406,사진 보시면 정말 미개봉인 거 확인 가능하십니다,0
407,새 스토어 픽업 미개봉 가격 원 문자 카톡 전화 주세요,0
408,미개봉 애 커플까지 와이프 주려 샀는데 안 한 데서,0
409,비싼 기기인 만큼 미개봉 그대로 로만 거래할 예정이 궁금하신 거는 언제든지 문자 주세요,0


In [19]:
data = data.sample(frac=1).reset_index(drop=True)

In [20]:
train_data = data[:360]
test_data = data[360:]

# 2. 학습, 검증 데이터 분리

In [21]:
train_texts = train_data['desc'].to_list()
train_labels = train_data['label'].to_list()

In [22]:
train_texts, val_texts, train_labels, val_labels = train_test_split(train_texts, train_labels, test_size=0.2, random_state=0, stratify=train_labels)

# 3. 텍스트 토큰화
- 토크나이저를 거치면 input_ids, token_type_ids, attetion_mask가 생성됨

In [23]:
# Load Tokenizer
tokenizer = BertTokenizer.from_pretrained('kykim/bert-kor-base')

# Tokenizing
train_encodings = tokenizer(train_texts, return_tensors='pt', truncation=True, padding=True)
val_encodings = tokenizer(val_texts, return_tensors='pt', truncation=True, padding=True)

# 3-1. SMOTE를 활용한 오버 샘플링
- 토크나이저에서 나온 input_ids를 train_labels와 함께 오버샘플링
- 오버샘플링되어 나온 결과로 다시 새로운 어텐션 마스크 생성

In [24]:
smote = SMOTE()
train_inputs_over, train_labels_over = smote.fit_resample(train_encodings.input_ids, train_labels)

In [25]:
train_attention_masks = []

for seq in train_inputs_over:
    seq_mask = [float(i>0) for i in seq]
    train_attention_masks.append(seq_mask)

In [26]:
train_encodings_over = {
    'input_ids': train_inputs_over,
    'attention_mask': train_attention_masks,
}

# 4. 데이터셋 만들기

In [27]:
# trainset-set
train_dataset = tf.data.Dataset.from_tensor_slices((
    dict(train_encodings_over),
    train_labels_over
))

# validation-set
val_dataset = tf.data.Dataset.from_tensor_slices((
    dict(val_encodings),
    val_labels
))

# 5. 모델 생성

In [28]:
model = TFBertForSequenceClassification.from_pretrained('kykim/bert-kor-base', num_labels=3, from_pt=True)
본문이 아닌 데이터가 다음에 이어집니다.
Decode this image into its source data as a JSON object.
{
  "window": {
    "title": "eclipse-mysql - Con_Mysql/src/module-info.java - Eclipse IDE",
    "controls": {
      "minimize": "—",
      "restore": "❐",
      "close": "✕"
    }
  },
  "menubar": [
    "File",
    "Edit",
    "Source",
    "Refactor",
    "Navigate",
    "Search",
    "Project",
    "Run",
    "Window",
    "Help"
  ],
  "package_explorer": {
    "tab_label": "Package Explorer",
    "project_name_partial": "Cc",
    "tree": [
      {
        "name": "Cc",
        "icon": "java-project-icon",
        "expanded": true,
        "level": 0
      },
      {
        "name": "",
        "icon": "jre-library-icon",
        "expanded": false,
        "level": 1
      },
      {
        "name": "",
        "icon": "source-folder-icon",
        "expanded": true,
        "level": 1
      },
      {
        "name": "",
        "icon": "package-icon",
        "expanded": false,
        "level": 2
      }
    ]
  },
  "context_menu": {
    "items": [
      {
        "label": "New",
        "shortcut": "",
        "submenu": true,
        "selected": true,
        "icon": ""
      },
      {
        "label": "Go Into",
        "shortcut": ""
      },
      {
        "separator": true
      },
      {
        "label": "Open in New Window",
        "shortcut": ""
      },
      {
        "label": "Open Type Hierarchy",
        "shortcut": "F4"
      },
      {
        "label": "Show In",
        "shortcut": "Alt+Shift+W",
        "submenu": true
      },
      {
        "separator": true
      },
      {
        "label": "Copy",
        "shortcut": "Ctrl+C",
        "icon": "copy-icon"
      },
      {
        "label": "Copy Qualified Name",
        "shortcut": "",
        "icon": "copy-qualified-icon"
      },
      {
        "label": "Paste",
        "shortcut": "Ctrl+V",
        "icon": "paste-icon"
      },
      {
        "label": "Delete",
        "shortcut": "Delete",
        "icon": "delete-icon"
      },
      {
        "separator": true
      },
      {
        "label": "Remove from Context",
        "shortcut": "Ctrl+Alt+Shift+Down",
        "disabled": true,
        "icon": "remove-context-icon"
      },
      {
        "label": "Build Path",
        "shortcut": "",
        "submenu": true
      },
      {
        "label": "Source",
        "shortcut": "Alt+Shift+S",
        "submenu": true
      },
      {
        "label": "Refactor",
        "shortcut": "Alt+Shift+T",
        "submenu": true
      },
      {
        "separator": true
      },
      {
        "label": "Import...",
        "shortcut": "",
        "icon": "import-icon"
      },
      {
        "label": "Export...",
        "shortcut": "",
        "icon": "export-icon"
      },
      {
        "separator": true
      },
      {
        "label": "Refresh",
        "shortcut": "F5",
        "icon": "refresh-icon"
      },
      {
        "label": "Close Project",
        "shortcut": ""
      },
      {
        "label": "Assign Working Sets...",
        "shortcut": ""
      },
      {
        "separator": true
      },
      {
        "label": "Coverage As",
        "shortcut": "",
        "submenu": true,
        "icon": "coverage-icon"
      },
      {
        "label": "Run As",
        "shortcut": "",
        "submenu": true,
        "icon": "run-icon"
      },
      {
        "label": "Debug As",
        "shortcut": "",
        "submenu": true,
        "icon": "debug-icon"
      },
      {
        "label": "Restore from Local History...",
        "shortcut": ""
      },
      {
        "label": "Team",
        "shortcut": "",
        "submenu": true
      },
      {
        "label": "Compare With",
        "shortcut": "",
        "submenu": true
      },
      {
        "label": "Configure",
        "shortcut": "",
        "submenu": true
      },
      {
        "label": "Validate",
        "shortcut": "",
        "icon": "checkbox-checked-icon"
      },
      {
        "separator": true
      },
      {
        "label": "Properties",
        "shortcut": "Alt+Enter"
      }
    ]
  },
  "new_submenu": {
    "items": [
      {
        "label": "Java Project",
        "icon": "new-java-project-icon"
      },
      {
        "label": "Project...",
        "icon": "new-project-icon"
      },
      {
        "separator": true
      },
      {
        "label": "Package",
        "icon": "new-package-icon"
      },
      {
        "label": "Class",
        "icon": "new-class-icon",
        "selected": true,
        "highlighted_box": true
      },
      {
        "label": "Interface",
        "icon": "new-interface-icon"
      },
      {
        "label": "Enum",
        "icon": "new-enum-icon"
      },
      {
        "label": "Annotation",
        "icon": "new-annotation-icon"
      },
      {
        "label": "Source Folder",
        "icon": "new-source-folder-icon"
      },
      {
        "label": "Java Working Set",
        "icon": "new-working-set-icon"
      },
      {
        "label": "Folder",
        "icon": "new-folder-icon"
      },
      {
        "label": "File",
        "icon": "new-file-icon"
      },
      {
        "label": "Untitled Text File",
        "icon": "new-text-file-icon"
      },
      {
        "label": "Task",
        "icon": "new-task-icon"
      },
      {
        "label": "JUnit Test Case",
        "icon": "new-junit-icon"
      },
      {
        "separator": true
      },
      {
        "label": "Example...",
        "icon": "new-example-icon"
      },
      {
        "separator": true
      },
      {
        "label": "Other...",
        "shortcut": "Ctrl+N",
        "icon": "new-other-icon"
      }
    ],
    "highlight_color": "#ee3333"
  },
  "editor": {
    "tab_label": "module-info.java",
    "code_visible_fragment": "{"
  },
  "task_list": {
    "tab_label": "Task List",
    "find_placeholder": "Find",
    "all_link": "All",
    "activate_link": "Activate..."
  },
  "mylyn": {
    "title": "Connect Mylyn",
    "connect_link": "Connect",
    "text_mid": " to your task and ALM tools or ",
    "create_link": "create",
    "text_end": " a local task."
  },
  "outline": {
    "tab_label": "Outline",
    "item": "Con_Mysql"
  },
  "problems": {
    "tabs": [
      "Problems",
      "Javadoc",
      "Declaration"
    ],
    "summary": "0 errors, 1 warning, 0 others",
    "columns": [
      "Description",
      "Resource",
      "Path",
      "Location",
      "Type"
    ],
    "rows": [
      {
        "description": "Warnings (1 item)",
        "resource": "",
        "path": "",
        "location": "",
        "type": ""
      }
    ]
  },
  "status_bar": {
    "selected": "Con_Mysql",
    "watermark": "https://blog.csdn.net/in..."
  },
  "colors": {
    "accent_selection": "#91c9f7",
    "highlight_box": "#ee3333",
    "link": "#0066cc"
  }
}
optimizer = tf.keras.optimizers.Adam(learning_rate=5e-5)
model.compile(optimizer=optimizer, loss=model.compute_loss, metrics=['accuracy'])

Some weights of the PyTorch model were not used when initializing the TF 2.0 model TFBertForSequenceClassification: ['bert.embeddings.position_ids']
- This IS expected if you are initializing TFBertForSequenceClassification from a PyTorch model trained on another task or with another architecture (e.g. initializing a TFBertForSequenceClassification model from a BertForPreTraining model).
- This IS NOT expected if you are initializing TFBertForSequenceClassification from a PyTorch model that you expect to be exactly identical (e.g. initializing a TFBertForSequenceClassification model from a BertForSequenceClassification model).
Some weights or buffers of the TF 2.0 model TFBertForSequenceClassification were not initialized from the PyTorch model and are newly initialized: ['classifier.weight', 'classifier.bias']
You should probably TRAIN this model on a down-stream task to be able to use it for predictions and inference.


# 6. 콜백 함수 지정 + 모델 학습

In [29]:
callback_earlystop = EarlyStopping(
    monitor="val_loss", 
    min_delta=0.001, # the threshold that triggers the termination (acc should at least improve 0.001)
    patience=2)

model.fit(
    train_dataset.shuffle(1000).batch(16), epochs=5, batch_size=16,
    validation_data=val_dataset.shuffle(1000).batch(16),
    callbacks = [callback_earlystop]
)

Epoch 1/5


  return py_builtins.overload_of(f)(*args)


Epoch 2/5
Epoch 3/5


<tensorflow.python.keras.callbacks.History at 0x243341bf5e0>

# 7. 모델 저장

In [30]:
import os

MODEL_NAME = 'fine-tuned-kykim-bert-base'
MODEL_SAVE_PATH = os.path.join("_model", MODEL_NAME) # change this to your preferred location

if os.path.exists(MODEL_SAVE_PATH):
    print(f"{MODEL_SAVE_PATH} -- Folder already exists \n")
else:
    os.makedirs(MODEL_SAVE_PATH, exist_ok=True)
    print(f"{MODEL_SAVE_PATH} -- Folder create complete \n")

# save tokenizer, model
model.save_pretrained(MODEL_SAVE_PATH)
tokenizer.save_pretrained(MODEL_SAVE_PATH)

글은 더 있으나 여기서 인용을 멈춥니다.